À ce jour, seules deux saisons de trois épisodes chacune ont vu le jour, elles ont d’ailleurs déjà été diffusées sur France 4. Mais à vrai dire, il ne faut pas plus du premier épisode pour se faire une idée : Black Mirror ne laisse personne indifférent. On pourrait croire qu’elle a pour ambition d’être une satire de l’évolution technologique et des méfaits que cela créé dans notre société. En réalité, cela va plus loin que ça. Sa finalité est de mettre en exergue nos propres comportements, notre façon d’être face à cette évolution technologique. Il ne s’agit pas-là de critiquer la technologie, qui est toujours plus incroyable, mais plutôt de montrer comment l’être humain petit-à-petit accepte des choses qui sont au fond inacceptables.
Une des nombreuses forces de la série est de mettre en situation des personnes qui sont très proche de notre quotidien. Mis à part le deuxième épisode, 15 millions de mérites, tout se passe dans un futur très proche, quasiment actuel, en fait. Cette sensation que cela pourrait arriver dès demain implique clairement les téléspectateurs. Avec très peu de narration, la série oblige à l’analyse personnelle, et souvent à un parti-pris. Cela est d’ailleurs flagrant dans le premier épisode, L’Hymne National, où on se demande réellement ce qu’on ferait dans une situation similaire.
Avec une telle implication, il n’y a qu’un pas pour faire des liens directs entre ce qu’il nous est montré et notre propre vie. Black Mirror parvient par moments à tirer en nous des émotions qu’on imaginait pourtant déjà bien maîtrisées.

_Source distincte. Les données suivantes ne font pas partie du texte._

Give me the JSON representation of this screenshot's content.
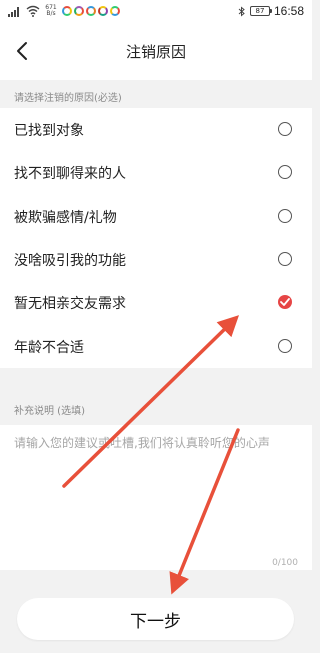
{
  "status_bar": {
    "network_speed": "671\nB/s",
    "time": "16:58",
    "battery": "87"
  },
  "header": {
    "title": "注销原因"
  },
  "reasons": {
    "section_label": "请选择注销的原因(必选)",
    "items": [
      {
        "label": "已找到对象",
        "selected": false
      },
      {
        "label": "找不到聊得来的人",
        "selected": false
      },
      {
        "label": "被欺骗感情/礼物",
        "selected": false
      },
      {
        "label": "没啥吸引我的功能",
        "selected": false
      },
      {
        "label": "暂无相亲交友需求",
        "selected": true
      },
      {
        "label": "年龄不合适",
        "selected": false
      }
    ]
  },
  "supplement": {
    "section_label": "补充说明 (选填)",
    "placeholder": "请输入您的建议或吐槽,我们将认真聆听您的心声",
    "value": "",
    "counter": "0/100"
  },
  "next_button": {
    "label": "下一步"
  },
  "colors": {
    "accent": "#e64545",
    "annotation_arrow": "#e8503a",
    "background": "#f2f2f2"
  },
  "icons": {
    "back": "chevron-left-icon",
    "selected": "checkmark-icon",
    "signal": "signal-icon",
    "wifi": "wifi-icon",
    "bluetooth": "bluetooth-icon",
    "battery": "battery-icon"
  }
}
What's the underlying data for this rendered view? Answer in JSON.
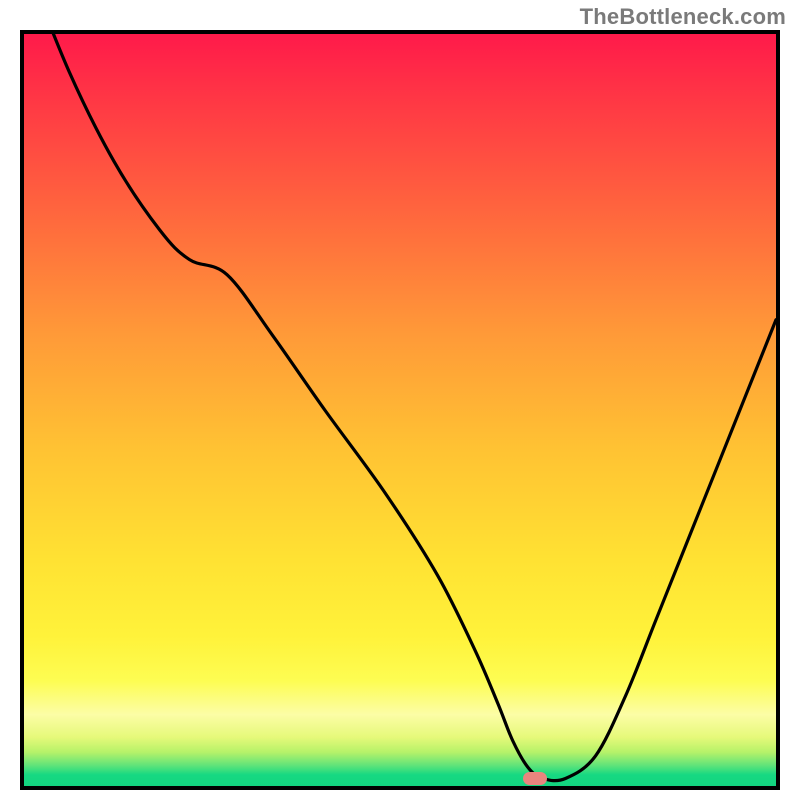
{
  "watermark": {
    "text": "TheBottleneck.com"
  },
  "colors": {
    "border": "#000000",
    "curve": "#000000",
    "marker": "#e9857e",
    "gradient_stops": [
      {
        "offset": 0.0,
        "color": "#ff1a4a"
      },
      {
        "offset": 0.1,
        "color": "#ff3b44"
      },
      {
        "offset": 0.25,
        "color": "#ff6a3d"
      },
      {
        "offset": 0.4,
        "color": "#ff9a38"
      },
      {
        "offset": 0.55,
        "color": "#ffc233"
      },
      {
        "offset": 0.7,
        "color": "#ffe233"
      },
      {
        "offset": 0.8,
        "color": "#fff23a"
      },
      {
        "offset": 0.86,
        "color": "#fdfd52"
      },
      {
        "offset": 0.905,
        "color": "#fcfda6"
      },
      {
        "offset": 0.935,
        "color": "#e6f97a"
      },
      {
        "offset": 0.955,
        "color": "#b6f269"
      },
      {
        "offset": 0.972,
        "color": "#63e479"
      },
      {
        "offset": 0.985,
        "color": "#17d982"
      },
      {
        "offset": 1.0,
        "color": "#12d47f"
      }
    ]
  },
  "chart_data": {
    "type": "line",
    "title": "",
    "xlabel": "",
    "ylabel": "",
    "xlim": [
      0,
      100
    ],
    "ylim": [
      0,
      100
    ],
    "grid": false,
    "legend": false,
    "x": [
      0,
      6,
      12,
      18,
      22,
      27,
      33,
      40,
      48,
      55,
      60,
      63,
      65,
      67,
      69,
      72,
      76,
      80,
      84,
      88,
      92,
      96,
      100
    ],
    "values": [
      110,
      95,
      83,
      74,
      70,
      68,
      60,
      50,
      39,
      28,
      18,
      11,
      6,
      2.5,
      1,
      1,
      4,
      12,
      22,
      32,
      42,
      52,
      62
    ],
    "series": [
      {
        "name": "bottleneck-curve",
        "x": [
          0,
          6,
          12,
          18,
          22,
          27,
          33,
          40,
          48,
          55,
          60,
          63,
          65,
          67,
          69,
          72,
          76,
          80,
          84,
          88,
          92,
          96,
          100
        ],
        "y": [
          110,
          95,
          83,
          74,
          70,
          68,
          60,
          50,
          39,
          28,
          18,
          11,
          6,
          2.5,
          1,
          1,
          4,
          12,
          22,
          32,
          42,
          52,
          62
        ]
      }
    ],
    "marker": {
      "x": 68,
      "y": 1,
      "width_pct": 3.2,
      "height_pct": 1.8
    },
    "note": "y clipped to [0,100]; curve begins above visible top edge"
  }
}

Chaque épisode a une thématique que l’on a tous déjà rencontrée dans notre vie : choisir entre la peste et le choléra, la mort et la séparation, le poids de l’opinion publique ou de la société, la cupidité ou encore l’ivresse du divertissement. Malheureusement, il serait dommage de dévoiler davantage ces intrigues au risque d’éliminer l’effet de surprise et l’approche de chacun. Chaque épisode mériterait presque un développement approfondi, voire des débats tant ils posent question. En réalité, certains éléments développés sont déjà plus ou moins entrés dans notre monde en un temps record. La profusion d’émissions de télé-réalité, par exemple, la notion d’enfermement, le divertissement au mépris des valeurs morales, etc. D’autres évolutions technologiques présentées sont aussi sur le point d’être mises en place comme la possibilité d’enregistrer la totalité de ses faits et mouvements et de pouvoir re-visionner cela n’importe quand. À vrai dire, tout bien réfléchi, cela existe déjà plus ou moins sur les réseaux sociaux.

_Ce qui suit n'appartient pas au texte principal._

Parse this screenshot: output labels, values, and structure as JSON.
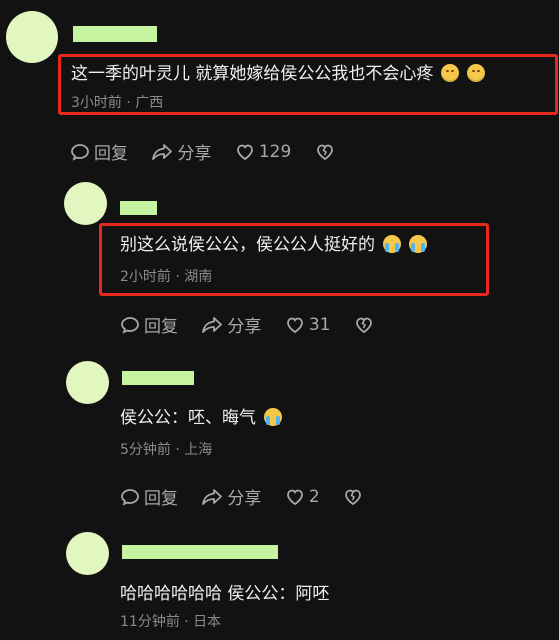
{
  "comments": [
    {
      "text": "这一季的叶灵儿 就算她嫁给侯公公我也不会心疼",
      "emojis": [
        "smile",
        "smile"
      ],
      "meta": "3小时前 · 广西",
      "reply_label": "回复",
      "share_label": "分享",
      "likes": "129"
    },
    {
      "text": "别这么说侯公公，侯公公人挺好的",
      "emojis": [
        "cry",
        "cry"
      ],
      "meta": "2小时前 · 湖南",
      "reply_label": "回复",
      "share_label": "分享",
      "likes": "31"
    },
    {
      "text": "侯公公：呸、晦气",
      "emojis": [
        "cry"
      ],
      "meta": "5分钟前 · 上海",
      "reply_label": "回复",
      "share_label": "分享",
      "likes": "2"
    },
    {
      "text": "哈哈哈哈哈哈 侯公公：阿呸",
      "emojis": [],
      "meta": "11分钟前 · 日本",
      "reply_label": "",
      "share_label": "",
      "likes": ""
    }
  ],
  "colors": {
    "background": "#121212",
    "highlight": "#e8281e",
    "avatar": "#e2f7bf",
    "name_bar": "#c6f3a0"
  },
  "icons": [
    "reply-icon",
    "share-icon",
    "heart-icon",
    "broken-heart-icon"
  ]
}
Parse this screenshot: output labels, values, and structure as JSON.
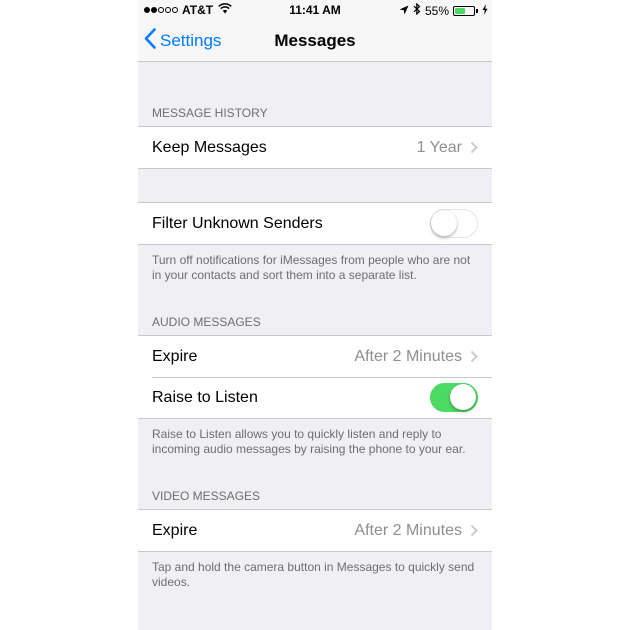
{
  "status_bar": {
    "carrier": "AT&T",
    "signal_bars_filled": 2,
    "signal_bars_total": 5,
    "time": "11:41 AM",
    "battery_percent_label": "55%",
    "battery_level": 0.55,
    "icons": [
      "wifi-icon",
      "location-arrow-icon",
      "bluetooth-icon",
      "battery-icon",
      "charging-bolt-icon"
    ]
  },
  "nav": {
    "back_label": "Settings",
    "title": "Messages"
  },
  "sections": {
    "message_history": {
      "header": "MESSAGE HISTORY",
      "keep_messages": {
        "label": "Keep Messages",
        "value": "1 Year"
      }
    },
    "filter": {
      "label": "Filter Unknown Senders",
      "enabled": false,
      "footer": "Turn off notifications for iMessages from people who are not in your contacts and sort them into a separate list."
    },
    "audio_messages": {
      "header": "AUDIO MESSAGES",
      "expire": {
        "label": "Expire",
        "value": "After 2 Minutes"
      },
      "raise_to_listen": {
        "label": "Raise to Listen",
        "enabled": true
      },
      "footer": "Raise to Listen allows you to quickly listen and reply to incoming audio messages by raising the phone to your ear."
    },
    "video_messages": {
      "header": "VIDEO MESSAGES",
      "expire": {
        "label": "Expire",
        "value": "After 2 Minutes"
      },
      "footer": "Tap and hold the camera button in Messages to quickly send videos."
    }
  },
  "colors": {
    "accent": "#007aff",
    "toggle_on": "#4cd964",
    "background": "#efeff4",
    "secondary_text": "#8e8e93"
  }
}
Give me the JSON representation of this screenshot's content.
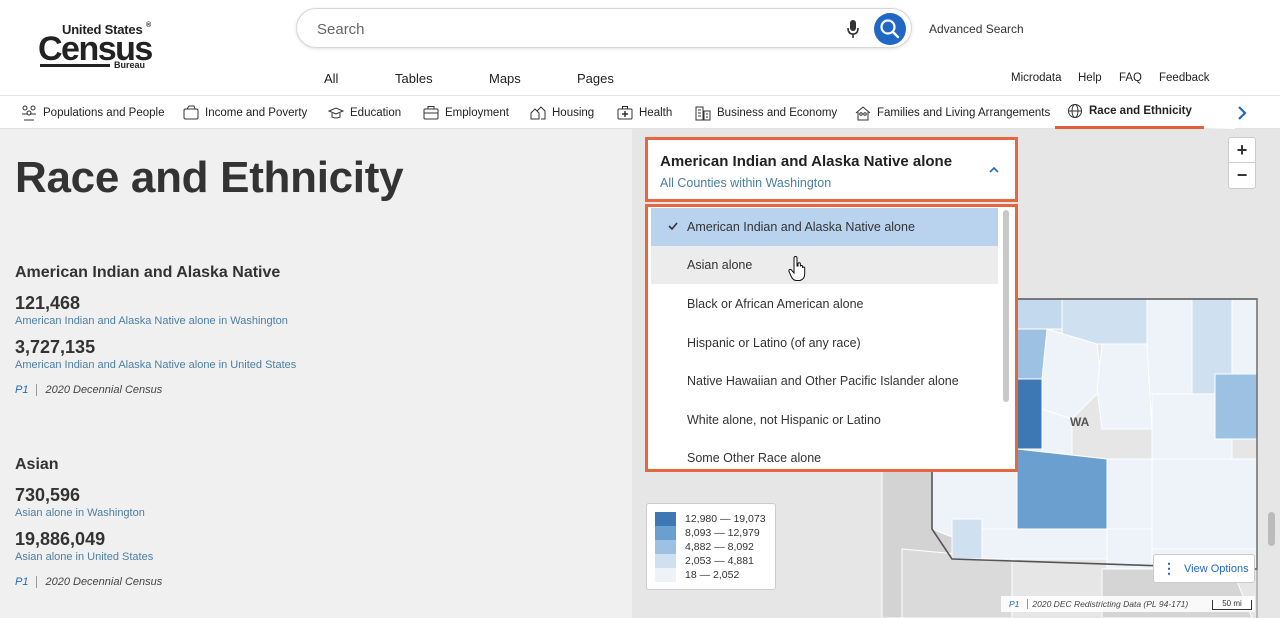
{
  "logo": {
    "line1": "United States",
    "reg": "®",
    "line2": "Census",
    "line3": "Bureau"
  },
  "search": {
    "placeholder": "Search",
    "advanced": "Advanced Search"
  },
  "scope_tabs": [
    "All",
    "Tables",
    "Maps",
    "Pages"
  ],
  "util_links": [
    "Microdata",
    "Help",
    "FAQ",
    "Feedback"
  ],
  "categories": [
    {
      "label": "Populations and People",
      "icon": "people-icon"
    },
    {
      "label": "Income and Poverty",
      "icon": "wallet-icon"
    },
    {
      "label": "Education",
      "icon": "graduation-cap-icon"
    },
    {
      "label": "Employment",
      "icon": "briefcase-icon"
    },
    {
      "label": "Housing",
      "icon": "houses-icon"
    },
    {
      "label": "Health",
      "icon": "medical-kit-icon"
    },
    {
      "label": "Business and Economy",
      "icon": "buildings-icon"
    },
    {
      "label": "Families and Living Arrangements",
      "icon": "family-home-icon"
    },
    {
      "label": "Race and Ethnicity",
      "icon": "globe-people-icon"
    }
  ],
  "active_category": "Race and Ethnicity",
  "page_title": "Race and Ethnicity",
  "sections": [
    {
      "heading": "American Indian and Alaska Native",
      "stat1_value": "121,468",
      "stat1_label": "American Indian and Alaska Native alone in Washington",
      "stat2_value": "3,727,135",
      "stat2_label": "American Indian and Alaska Native alone in United States",
      "source_table": "P1",
      "source_name": "2020 Decennial Census"
    },
    {
      "heading": "Asian",
      "stat1_value": "730,596",
      "stat1_label": "Asian alone in Washington",
      "stat2_value": "19,886,049",
      "stat2_label": "Asian alone in United States",
      "source_table": "P1",
      "source_name": "2020 Decennial Census"
    }
  ],
  "dropdown": {
    "selected": "American Indian and Alaska Native alone",
    "geography": "All Counties within Washington",
    "options": [
      "American Indian and Alaska Native alone",
      "Asian alone",
      "Black or African American alone",
      "Hispanic or Latino (of any race)",
      "Native Hawaiian and Other Pacific Islander alone",
      "White alone, not Hispanic or Latino",
      "Some Other Race alone"
    ],
    "hovered": "Asian alone"
  },
  "map": {
    "state_label": "WA",
    "legend": [
      {
        "range": "12,980 — 19,073",
        "color": "#3d78b5"
      },
      {
        "range": "8,093 — 12,979",
        "color": "#6a9fd0"
      },
      {
        "range": "4,882 — 8,092",
        "color": "#9cc1e3"
      },
      {
        "range": "2,053 — 4,881",
        "color": "#cfe0f1"
      },
      {
        "range": "18 — 2,052",
        "color": "#eef3fa"
      }
    ],
    "view_options": "View Options",
    "attribution_table": "P1",
    "attribution_text": "2020 DEC Redistricting Data (PL 94-171)",
    "scale": "50 mi",
    "zoom_in": "+",
    "zoom_out": "−"
  }
}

Ainsi, en plus d’être une série qui renvoie à des sentiments personnels, Black Mirror porte également en elle tout un tas de questionnements sur la condition humaine au travers des vecteurs technologiques et de communications. Elle indique à quel point une erreur de jugement de notre part peut entraîner des conséquences désastreuses. Si pour l’instant les effets de ces choix ne sont pas encore totalement visibles, ceux qu’on fera dans un futur proche auront sans doute des répercussions beaucoup plus fortes et peut-être même irréversibles. Certes, les nouvelles technologies ouvrent de nouvelles directions, certaines fantastiques d’ailleurs. Mais dans un même temps, elles en ferment définitivement d’autres que l’on pourrait amèrement regretter de perdre. Il ne s’agit pas-là uniquement de technologie, non. Il s’agit aussi de façon de penser et de vivre, de valeurs à véhiculer, de ce qui est important dans nos vies.

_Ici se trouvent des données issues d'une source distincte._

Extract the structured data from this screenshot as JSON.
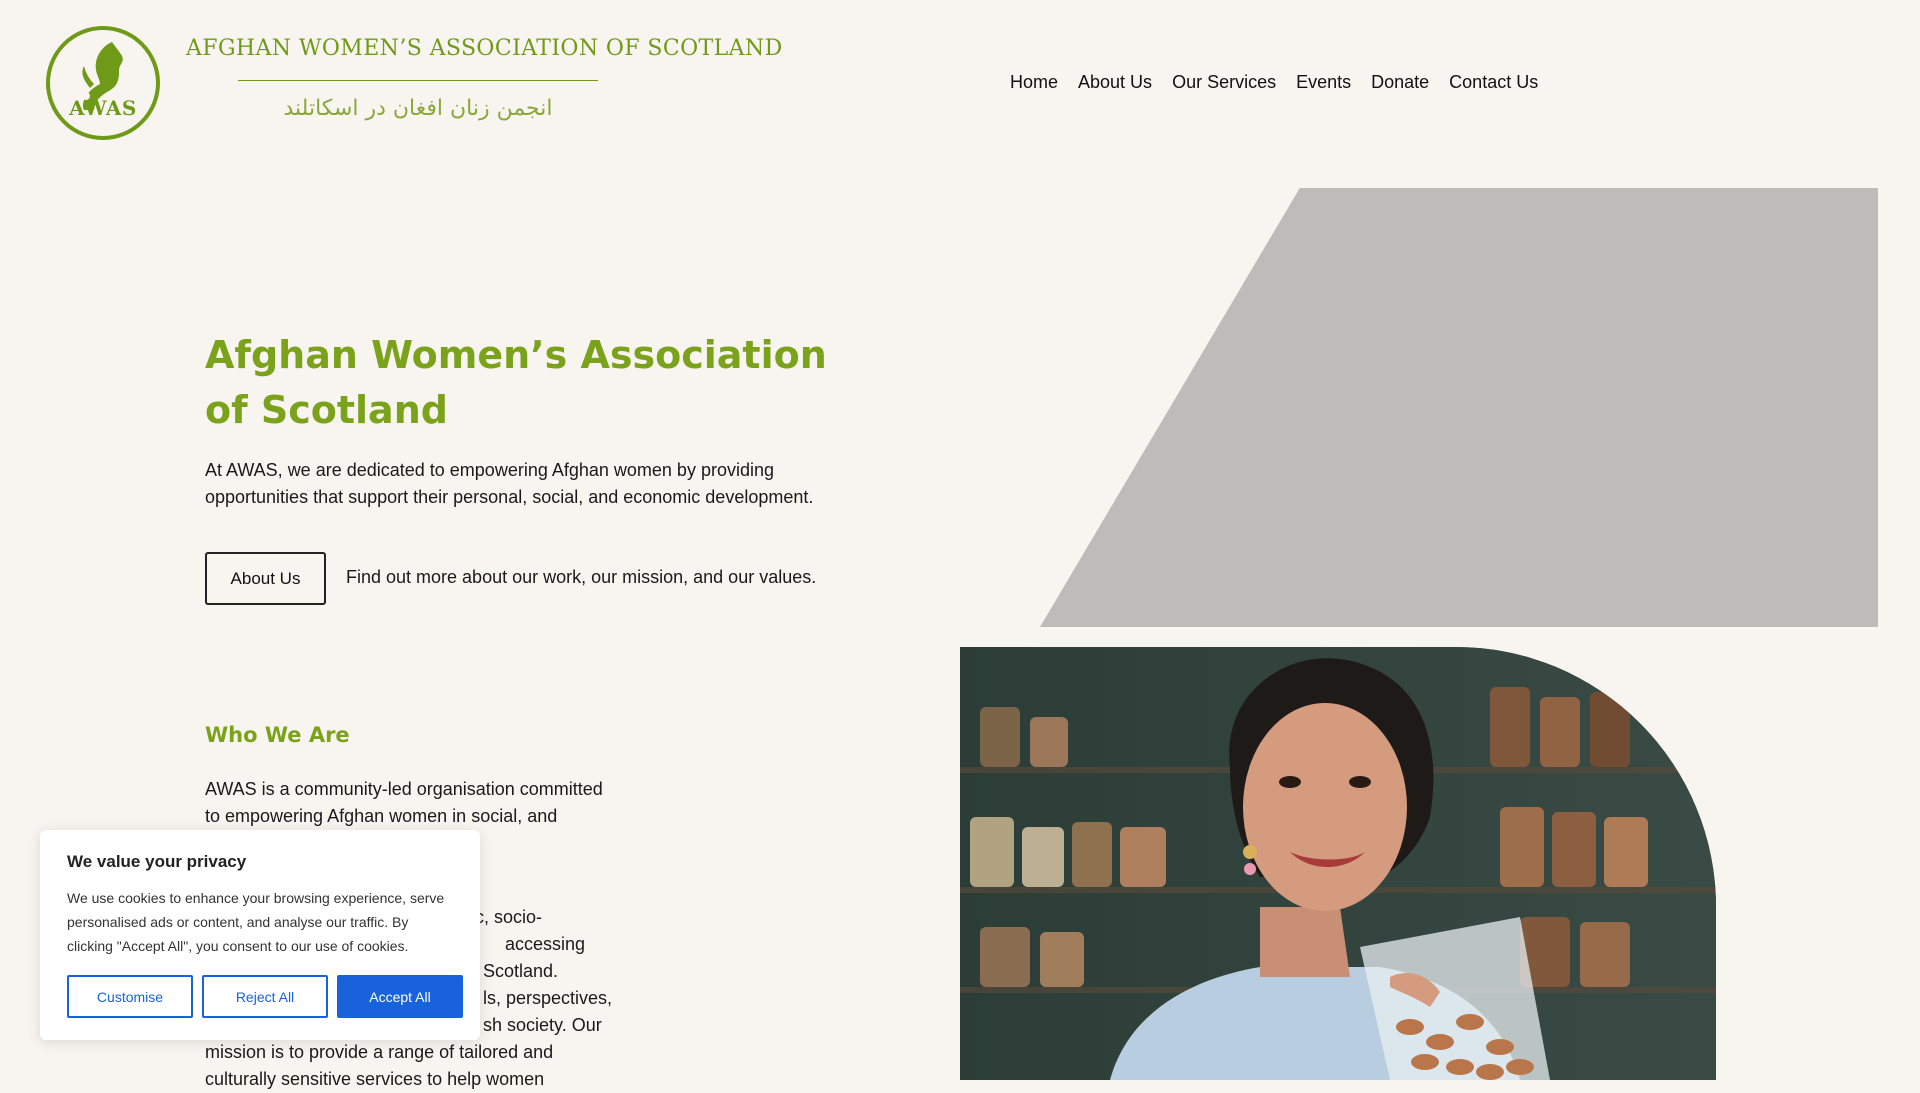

Et cela sans compter sur la qualité de la réalisation, toujours très soignée et sobre. Chaque intrigue prend le temps de mettre en place la situation afin que tous puissent s’imprégner de ce nouvel univers et d’en comprendre les éléments essentiels. Chaque nouvelle technologie évoquée est ainsi expliquée de façon naturelle sans toutefois rentrer dans des détails ennuyeux. Ces introductions maîtrisées à la perfection doivent beaucoup à une interprétation impeccable malgré son renouvellement systématique.
Black Mirror nous entraîne dans ces questionnements tout en étant un produit divertissant de qualité. Il est d’ailleurs amusant de savoir que la société de production de la série n’est autre qu’une filiale d’Endemol, le groupe ayant produit la grande majorité des télé réalités à travers le monde. Cependant, comme beaucoup d’autres avant, elle amène le débat et suscite les interrogations. On ne peut s’empêcher de penser à Orwell évidemment.
Alors quelque chose qui fait autant d’effet ne peut décemment pas rester dans l’ombre. Fort d’un succès mérité, on attend depuis de longs mois maintenant une troisième saison déjà annoncée. Si Charlie Brooker daigne y consacrer le temps nécessaire, on peut s’attendre à de belles choses pour 2015 et on a vraiment hâte !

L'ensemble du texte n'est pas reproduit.